It is fascinating to me, the way a life happens. It can’t be forced into a box. There can be intention. There can be a vision. Still…there are always surprises. What life hasn’t had surprises? What life has ever gone exactly as expected? Expectation is practically a dirty word, it gets us into all kinds of trouble. Not to mention that the vision can move and change and shift. Then there’s a new vision and a new path.
Plot twist!
It has seemed to beg the question: What am I supposed to do? I’ve wondered that over and over again. What am I being called to? Why does my life look the way it does? Why does it seem so messy and strange and random and nonsensical? Where is it supposed to go? What is my destiny? Which has turned out, for me, to be a rather humorous basket of queries.
What if what I’m “supposed” to do is exactly what I’m doing? Always. Moment by moment by moment. What if I couldn’t possibly be doing anything else? Because, hey, that’s what’s happening, right? Just look…the truth of it is right here, right now. (Is there anything else but right now?)
What shows up…whatever is actually in front of me…is called “grace”. At least this has been my experience. I know it may sound crazy, but my thoughts, my decisions, my desires, my goals…whatever else they may appear to be; they are also grace. They’re given. They’re handed to me from someplace I don’t understand. (Where do they come from, anyway? They seem to rise up out of nowhere.) They’re gifts that give momentum to this life.
I used to crave being safe. Now, it seems to be something more like “learning to become comfortable being uncomfortable” is the way…because not knowing is the truth.
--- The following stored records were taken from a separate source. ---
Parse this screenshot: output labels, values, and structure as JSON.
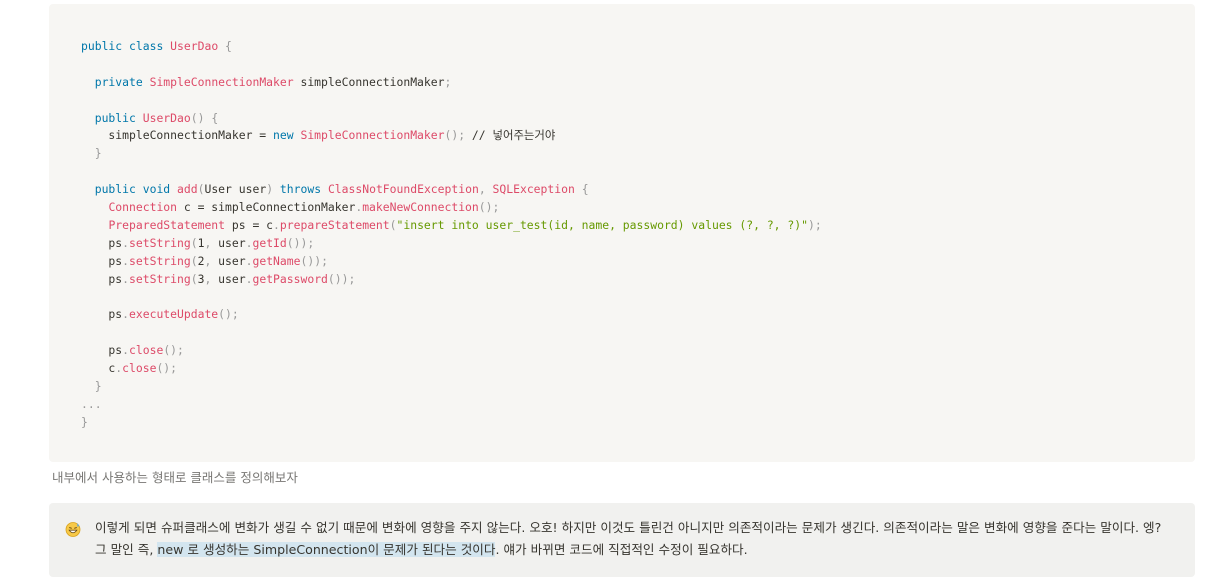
{
  "code": {
    "language": "java",
    "lines": [
      [
        [
          "kw",
          "public"
        ],
        [
          "",
          " "
        ],
        [
          "kw",
          "class"
        ],
        [
          "",
          " "
        ],
        [
          "ty",
          "UserDao"
        ],
        [
          "",
          " "
        ],
        [
          "pn",
          "{"
        ]
      ],
      [],
      [
        [
          "",
          "  "
        ],
        [
          "kw",
          "private"
        ],
        [
          "",
          " "
        ],
        [
          "ty",
          "SimpleConnectionMaker"
        ],
        [
          "",
          " simpleConnectionMaker"
        ],
        [
          "pn",
          ";"
        ]
      ],
      [],
      [
        [
          "",
          "  "
        ],
        [
          "kw",
          "public"
        ],
        [
          "",
          " "
        ],
        [
          "fn",
          "UserDao"
        ],
        [
          "pn",
          "() {"
        ]
      ],
      [
        [
          "",
          "    simpleConnectionMaker = "
        ],
        [
          "kw",
          "new"
        ],
        [
          "",
          " "
        ],
        [
          "fn",
          "SimpleConnectionMaker"
        ],
        [
          "pn",
          "();"
        ],
        [
          "",
          " // 넣어주는거야"
        ]
      ],
      [
        [
          "",
          "  "
        ],
        [
          "pn",
          "}"
        ]
      ],
      [],
      [
        [
          "",
          "  "
        ],
        [
          "kw",
          "public"
        ],
        [
          "",
          " "
        ],
        [
          "kw",
          "void"
        ],
        [
          "",
          " "
        ],
        [
          "fn",
          "add"
        ],
        [
          "pn",
          "("
        ],
        [
          "",
          "User user"
        ],
        [
          "pn",
          ")"
        ],
        [
          "",
          " "
        ],
        [
          "kw",
          "throws"
        ],
        [
          "",
          " "
        ],
        [
          "ty",
          "ClassNotFoundException"
        ],
        [
          "pn",
          ","
        ],
        [
          "",
          " "
        ],
        [
          "ty",
          "SQLException"
        ],
        [
          "",
          " "
        ],
        [
          "pn",
          "{"
        ]
      ],
      [
        [
          "",
          "    "
        ],
        [
          "ty",
          "Connection"
        ],
        [
          "",
          " c = simpleConnectionMaker"
        ],
        [
          "pn",
          "."
        ],
        [
          "fn",
          "makeNewConnection"
        ],
        [
          "pn",
          "();"
        ]
      ],
      [
        [
          "",
          "    "
        ],
        [
          "ty",
          "PreparedStatement"
        ],
        [
          "",
          " ps = c"
        ],
        [
          "pn",
          "."
        ],
        [
          "fn",
          "prepareStatement"
        ],
        [
          "pn",
          "("
        ],
        [
          "str",
          "\"insert into user_test(id, name, password) values (?, ?, ?)\""
        ],
        [
          "pn",
          ");"
        ]
      ],
      [
        [
          "",
          "    ps"
        ],
        [
          "pn",
          "."
        ],
        [
          "fn",
          "setString"
        ],
        [
          "pn",
          "("
        ],
        [
          "",
          "1"
        ],
        [
          "pn",
          ","
        ],
        [
          "",
          " user"
        ],
        [
          "pn",
          "."
        ],
        [
          "fn",
          "getId"
        ],
        [
          "pn",
          "());"
        ]
      ],
      [
        [
          "",
          "    ps"
        ],
        [
          "pn",
          "."
        ],
        [
          "fn",
          "setString"
        ],
        [
          "pn",
          "("
        ],
        [
          "",
          "2"
        ],
        [
          "pn",
          ","
        ],
        [
          "",
          " user"
        ],
        [
          "pn",
          "."
        ],
        [
          "fn",
          "getName"
        ],
        [
          "pn",
          "());"
        ]
      ],
      [
        [
          "",
          "    ps"
        ],
        [
          "pn",
          "."
        ],
        [
          "fn",
          "setString"
        ],
        [
          "pn",
          "("
        ],
        [
          "",
          "3"
        ],
        [
          "pn",
          ","
        ],
        [
          "",
          " user"
        ],
        [
          "pn",
          "."
        ],
        [
          "fn",
          "getPassword"
        ],
        [
          "pn",
          "());"
        ]
      ],
      [],
      [
        [
          "",
          "    ps"
        ],
        [
          "pn",
          "."
        ],
        [
          "fn",
          "executeUpdate"
        ],
        [
          "pn",
          "();"
        ]
      ],
      [],
      [
        [
          "",
          "    ps"
        ],
        [
          "pn",
          "."
        ],
        [
          "fn",
          "close"
        ],
        [
          "pn",
          "();"
        ]
      ],
      [
        [
          "",
          "    c"
        ],
        [
          "pn",
          "."
        ],
        [
          "fn",
          "close"
        ],
        [
          "pn",
          "();"
        ]
      ],
      [
        [
          "",
          "  "
        ],
        [
          "pn",
          "}"
        ]
      ],
      [
        [
          "pn",
          "..."
        ]
      ],
      [
        [
          "pn",
          "}"
        ]
      ]
    ]
  },
  "caption": "내부에서 사용하는 형태로 클래스를 정의해보자",
  "callout": {
    "icon": "grinning-sweat-emoji-icon",
    "text_before": "이렇게 되면 슈퍼클래스에 변화가 생길 수 없기 때문에 변화에 영향을 주지 않는다. 오호! 하지만 이것도 틀린건 아니지만 의존적이라는 문제가 생긴다. 의존적이라는 말은 변화에 영향을 준다는 말이다. 엥? 그 말인 즉, ",
    "text_highlight": "new 로 생성하는 SimpleConnection이 문제가 된다는 것이다",
    "text_after": ". 얘가 바뀌면 코드에 직접적인 수정이 필요하다.",
    "highlight_color": "#d3e5ef"
  },
  "colors": {
    "code_background": "#f7f6f3",
    "callout_background": "#f1f1ef",
    "keyword": "#0077aa",
    "type": "#dd4a68",
    "string": "#669900",
    "punctuation": "#999999"
  }
}
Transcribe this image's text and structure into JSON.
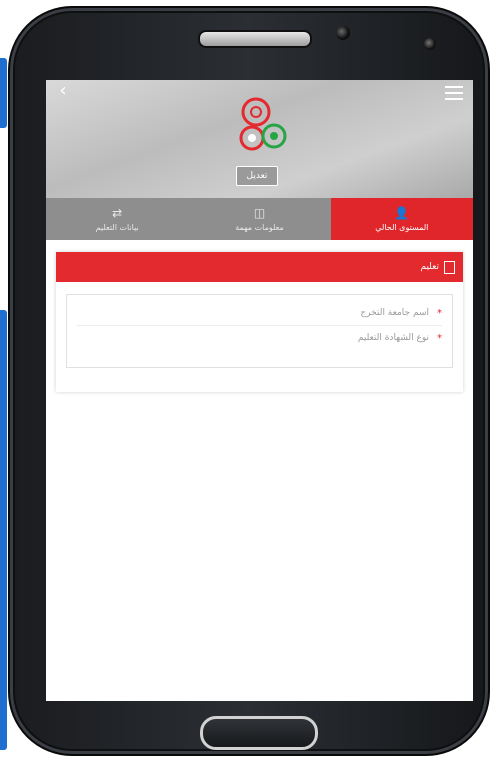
{
  "header": {
    "back_glyph": "‹",
    "profile_button": "تعديل"
  },
  "tabs": [
    {
      "label": "المستوى الحالي",
      "icon": "user-icon",
      "glyph": "👤",
      "active": true
    },
    {
      "label": "معلومات مهمة",
      "icon": "info-icon",
      "glyph": "◫",
      "active": false
    },
    {
      "label": "بيانات التعليم",
      "icon": "shuffle-icon",
      "glyph": "⇄",
      "active": false
    }
  ],
  "panel": {
    "title": "تعليم",
    "fields": [
      {
        "label": "اسم جامعة التخرج",
        "required_mark": "*"
      },
      {
        "label": "نوع الشهادة التعليم",
        "required_mark": "*"
      }
    ]
  },
  "colors": {
    "accent": "#e22a2f",
    "tab_bar": "#8e8e8e"
  }
}
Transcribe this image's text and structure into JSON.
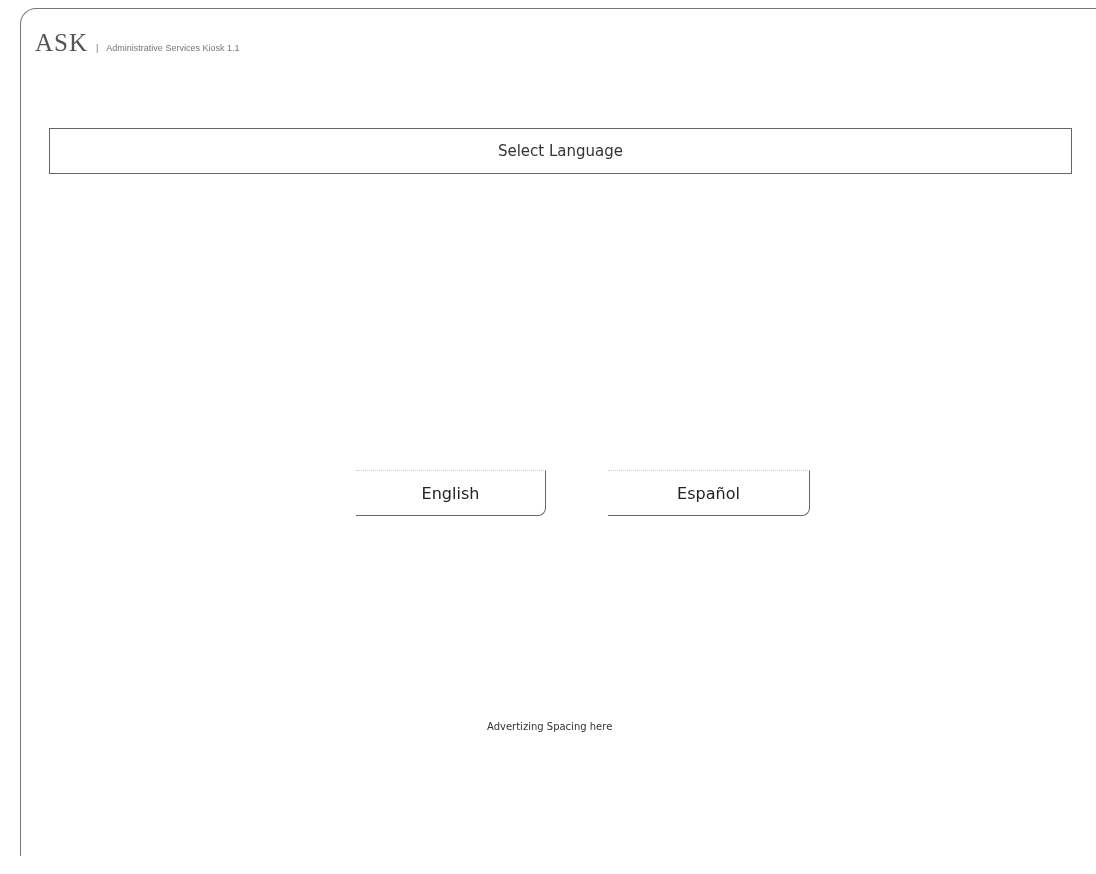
{
  "header": {
    "logo": "ASK",
    "separator": "|",
    "subtitle": "Administrative Services Kiosk 1.1"
  },
  "title_bar": "Select Language",
  "language_buttons": [
    {
      "label": "English"
    },
    {
      "label": "Español"
    }
  ],
  "footer_note": "Advertizing Spacing here"
}
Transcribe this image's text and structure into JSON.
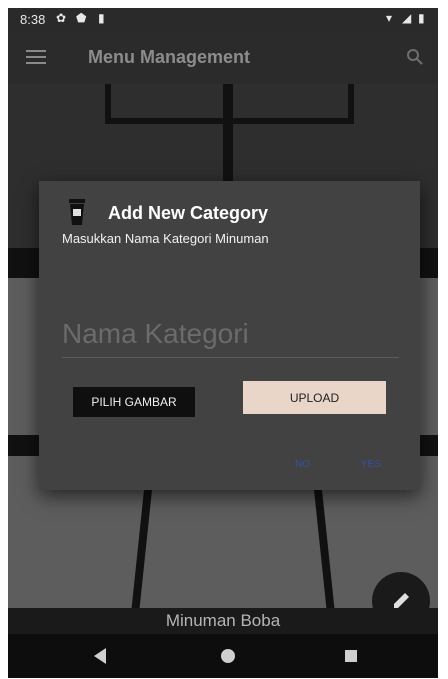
{
  "status_bar": {
    "time": "8:38"
  },
  "app_bar": {
    "title": "Menu Management"
  },
  "content": {
    "caption": "Minuman Boba"
  },
  "dialog": {
    "title": "Add New Category",
    "subtitle": "Masukkan Nama Kategori Minuman",
    "name_placeholder": "Nama Kategori",
    "name_value": "",
    "choose_image_label": "PILIH GAMBAR",
    "upload_label": "UPLOAD",
    "cancel_label": "NO",
    "confirm_label": "YES"
  },
  "colors": {
    "dialog_bg": "#424242",
    "upload_button": "#e9d6c9",
    "choose_button": "#0f0f0f",
    "action_text": "#3a4fa0"
  },
  "icons": [
    "menu-icon",
    "search-icon",
    "settings-icon",
    "shield-icon",
    "sd-card-icon",
    "wifi-icon",
    "signal-icon",
    "battery-icon",
    "boba-cup-icon",
    "edit-pencil-icon",
    "back-icon",
    "home-icon",
    "recents-icon"
  ]
}
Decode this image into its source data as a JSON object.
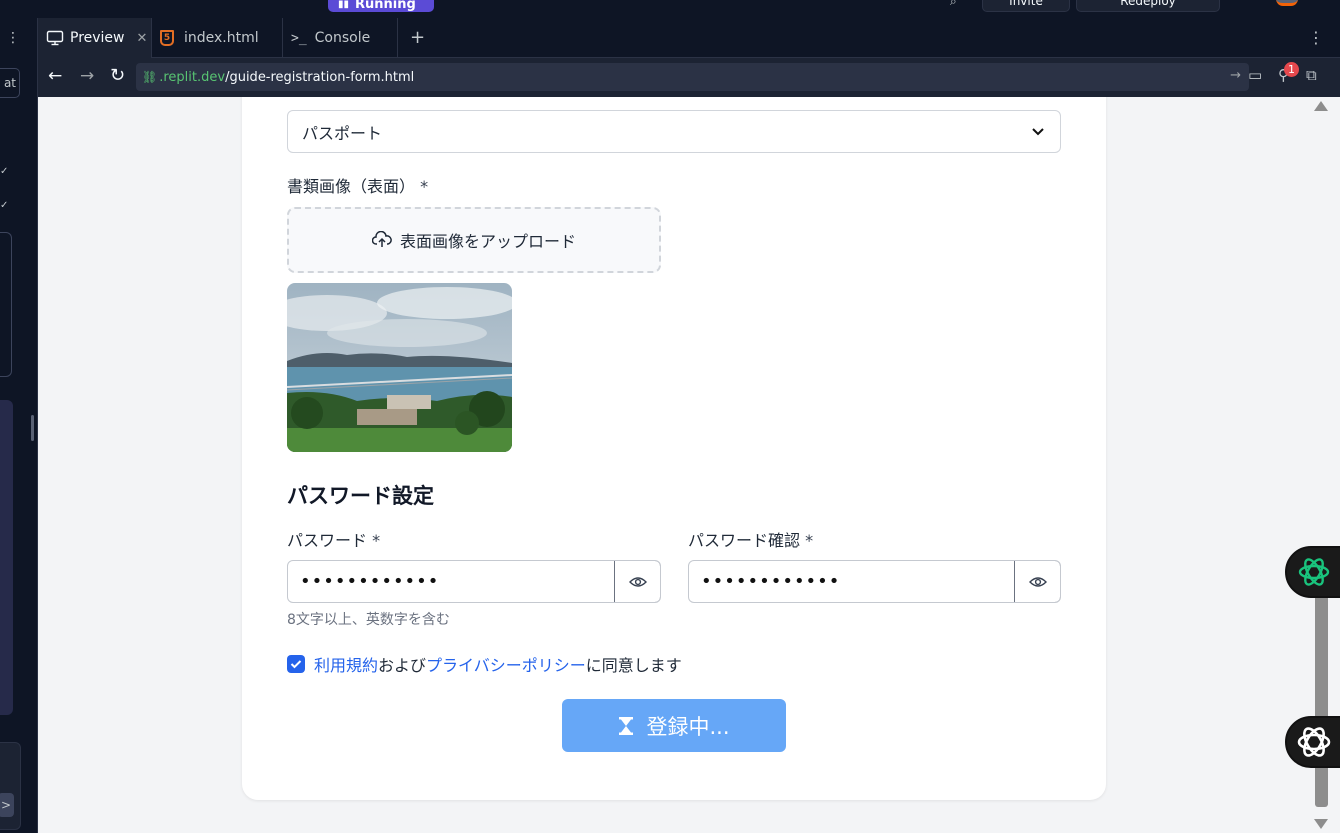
{
  "topbar": {
    "run_status": "Running",
    "invite_label": "Invite",
    "redeploy_label": "Redeploy"
  },
  "left_rail": {
    "chat_label": "at"
  },
  "tabs": [
    {
      "label": "Preview",
      "icon": "monitor-icon",
      "active": true
    },
    {
      "label": "index.html",
      "icon": "html5-icon",
      "active": false
    },
    {
      "label": "Console",
      "icon": "terminal-icon",
      "active": false
    }
  ],
  "browser": {
    "url_domain": ".replit.dev",
    "url_path": "/guide-registration-form.html",
    "notification_count": "1"
  },
  "form": {
    "document_type_value": "パスポート",
    "document_image_label": "書類画像（表面）",
    "required_mark": "*",
    "upload_label": "表面画像をアップロード",
    "password_section_title": "パスワード設定",
    "password_label": "パスワード",
    "password_value": "••••••••••••",
    "password_confirm_label": "パスワード確認",
    "password_confirm_value": "••••••••••••",
    "password_hint": "8文字以上、英数字を含む",
    "terms_link": "利用規約",
    "terms_and": "および",
    "privacy_link": "プライバシーポリシー",
    "terms_suffix": "に同意します",
    "terms_checked": true,
    "submit_label": "登録中..."
  },
  "colors": {
    "accent": "#2563eb",
    "submit_bg": "#66a7f7",
    "url_domain": "#58c472"
  }
}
I don’t know about tomorrow. I don’t know about five minutes from now. Living anxiously on pins and needles doesn’t seem to make anything any better. So I am going about learning a new way. I don’t claim to have it all “figured out”. (I don’t even care for that phrase anymore. It doesn’t seem to resonate with the way things actually work.) Still, a new way seems to be happening…all at its own pace.
A friend asks what I’m seeking. There could be a lot of words for it. Freedom. Peace. Authenticity. Reality. God.
Maybe the answer is “nothing”. Maybe I’m not seeking anything at all anymore because I can see that all I have, and all I need, is actually right in front of me. It’s already here, nurturing me. Reality is here. It always has been. I don’t have to look for it. Maybe I’m not seeking anything anymore because I’ve become okay with not needing to answer every question. Maybe some things were never meant to be solved. Maybe it’s more fun to leave my heart open to mystery and smile.
So here I sit, trying to create an “authentic” life. (Whatever that means, which seems to come down to whatever it means to me.) Sometimes it’s a lot of fun, like a toy or a game or just dancing; and at other times it starts to feel very serious and important…even grave. It’s all changing weather reports. Changing thoughts and emotions. All the while, somehow, everything is fine. How could it not be? The current running underneath it all, carrying it all, is bigger than myself. It knows the way down the river.
The river is not separate from me. Reality is not separate from me. I can’t go the wrong way.
Wow! Yes!
I have always felt that I am a Spiritual Being having a Human experience. I think that is why I don’t look for meaning in my life. I know it all means something! Sometimes it’s great and sometimes not so much. I don’t need to know the answers because sometimes there aren’t any. I love just being.
Thank you for being here with me, Kathy.